The long-awaited recovery of the housing market appears to have started, but it remains tentative and slow, according to a series of reports released at the end of August. Sales of new and existing homes are rising, and the numbers of foreclosures are dropping, as homebuyers take advantage of record-low mortgage rates.
"Mortgage interest rates have been at record lows this year while rents have been rising at faster rates," Lawrence Yun, chief economist for the National Association of Realtors, said at a press conference. "Combined, these factors are helping to unleash a pent-up demand."
Americans purchased 4.47 million homes in July, a 2.3-percent increase over the 4.37 million homes bought the month before, and more than 10 percent higher than number of purchases during July 2011, the association reported.
Sales could be even better, the association predicted, if banks would loosen their lending requirements, and if Fannie Mae and Freddie Mac, the taxpayer-owned companies that play significant roles in the mortgage markets, released more of their foreclosed properties for sale. With these barriers lifted, sales could reach 5 to 5.5 million in 2013, the association predicted.
"(T)he market is constrained by unnecessarily tight lending standards and shrinking inventory supplies, so housing could easily be much stronger without these abnormal frictions," Yun said.
Even without such changes, studies indicate that the housing recovery will continue, if slowly. More home sale contracts were signed in July than any month in the past two years, the association found, an early indication that final home-sale totals will continue to grow over the next few months.

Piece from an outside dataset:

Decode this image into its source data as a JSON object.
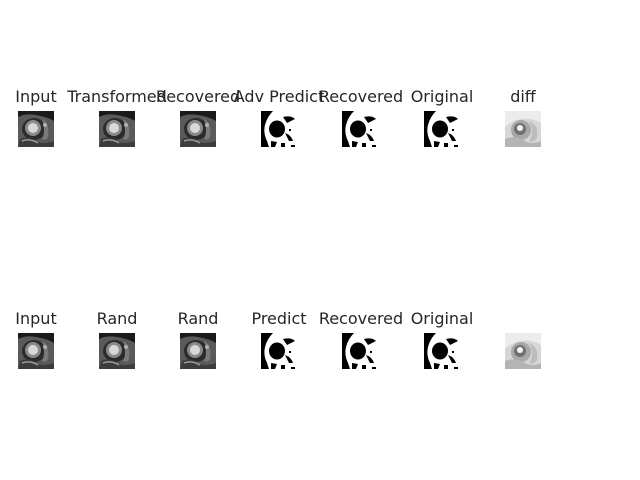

Such increased demand is finally beginning to have an impact on home prices. After years of decline and stagnation, the average sale price of an American home grew 6.9 percent during the second quarter of 2012, the first increase since September 2010, according to the Standard & Poor's/Case-Shiller Home Prices Index.
A few signs of lingering pain remain, however. The number of signed home contracts continued to fall in Western states in July. That's because so few homes are available for sale, the association reported, due at least in part to the fact that so many homeowners in cities such as Las Vegas and Phoenix find that their home values are so deep underwater that many are refusing to sell until home values recover.
Additionally, applications for mortgages fell toward the end of August, according to the Mortgage Bankers Association. The drop was most significant in refinanced mortgages, which declined 5.7 percent during the third week in August.